Thursday, July 24, 2014

What is it?

The U.S. Army is leading the Department of Defense’s revolutionary approach to aviation development with Future Vertical Lift (FVL), an initiative to develop the next generation of vertical lift aircraft for the Joint Warfighter. Program (JWP) tenets are to improve aircraft performance and survivability, and to significantly reduce operating costs. This will help the aircraft to fly farther and faster, carry heavier payloads, be easier and less expensive to sustain, team with unmanned systems, and perform certain optionally-piloted missions. The FVL family of aircraft share common hardware such as sensors, avionics, engines and countermeasures.

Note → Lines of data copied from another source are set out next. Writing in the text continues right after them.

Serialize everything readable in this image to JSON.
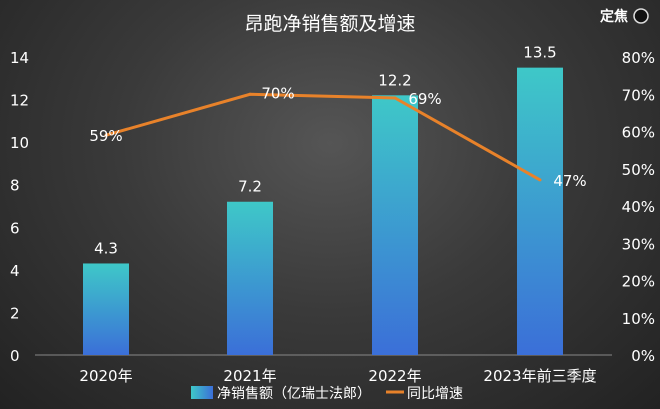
{
  "watermark": "定焦",
  "chart_data": {
    "type": "bar+line",
    "title": "昂跑净销售额及增速",
    "categories": [
      "2020年",
      "2021年",
      "2022年",
      "2023年前三季度"
    ],
    "series": [
      {
        "name": "净销售额（亿瑞士法郎）",
        "type": "bar",
        "axis": "left",
        "values": [
          4.3,
          7.2,
          12.2,
          13.5
        ],
        "labels": [
          "4.3",
          "7.2",
          "12.2",
          "13.5"
        ],
        "color": "#3ec8c8",
        "color2": "#3b6fd8"
      },
      {
        "name": "同比增速",
        "type": "line",
        "axis": "right",
        "values": [
          59,
          70,
          69,
          47
        ],
        "labels": [
          "59%",
          "70%",
          "69%",
          "47%"
        ],
        "color": "#e8822a"
      }
    ],
    "y_left": {
      "range": [
        0,
        14
      ],
      "ticks": [
        "0",
        "2",
        "4",
        "6",
        "8",
        "10",
        "12",
        "14"
      ]
    },
    "y_right": {
      "range": [
        0,
        80
      ],
      "ticks": [
        "0%",
        "10%",
        "20%",
        "30%",
        "40%",
        "50%",
        "60%",
        "70%",
        "80%"
      ]
    },
    "legend": "bottom",
    "grid": false
  }
}
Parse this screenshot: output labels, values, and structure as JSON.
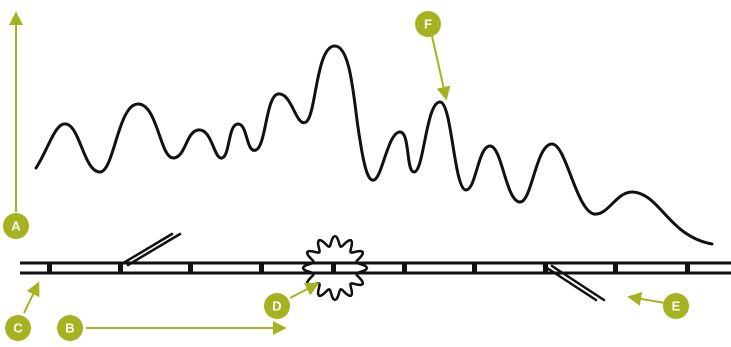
{
  "colors": {
    "accent": "#a6b321",
    "ink": "#111111",
    "background": "#ffffff",
    "label_text": "#ffffff"
  },
  "labels": {
    "a": "A",
    "b": "B",
    "c": "C",
    "d": "D",
    "e": "E",
    "f": "F"
  }
}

Why is this important to the Army?

The U.S. vertical lift fleet is aging, and history indicates that platforms remain in service for 40-60 years. FVL provides the necessary foundation to replace the fleet over the next 25-40 years. FVL platforms will provide a greater capability to overcome the constraints of complex terrain, higher altitudes, extreme temperatures and extended distances. True integration of manned and un-manned teaming and optionally piloted vehicles will provide new options for reconnaissance, security and logistics. FVL will provide the speed, range, payload and mission systems critical for success in future operational environments.

What has the Army done?

The Aviation and Missile Research Development and Engineering Center (AMRDEC), U.S. Army Materiel Command (AMC) element of the Research, Development and Engineering Command (RDECOM), manages the Joint Multi-Role Technology Demonstrator (JMR-TD), a science and technology program to design and build flight demonstrator aircraft with the intent of maturing required technologies and reducing risk parameters associated with FVL.

In 2013, AMRDEC announced the award of four Technology Investment Agreements to industry partners to demonstrate an operationally representative mix of capabilities to investigate realistic design trades and enabling technologies. The initial designs will be refined to make preparations toward potentially building and flight testing a demonstrator aircraft in FY17.

What efforts does the Army plan to continue in the future?

The JMR-TD contains an air vehicle demonstration and a mission systems architecture demonstration. They will prepare DOD for material solution decisions, and keep the country’s rotorcraft industrial base engaged and aligned with the DOD FVL initiative. The integration of the JMR-TD into the overall requirements and acquisition process will inform what is feasible, achievable and affordable. To ensure a seamless transition, AMRDEC’s Aviation Development Directorate, in collaboration with Program Executive Office Aviation, is developing the office that will eventually manage the FVL acquisition program.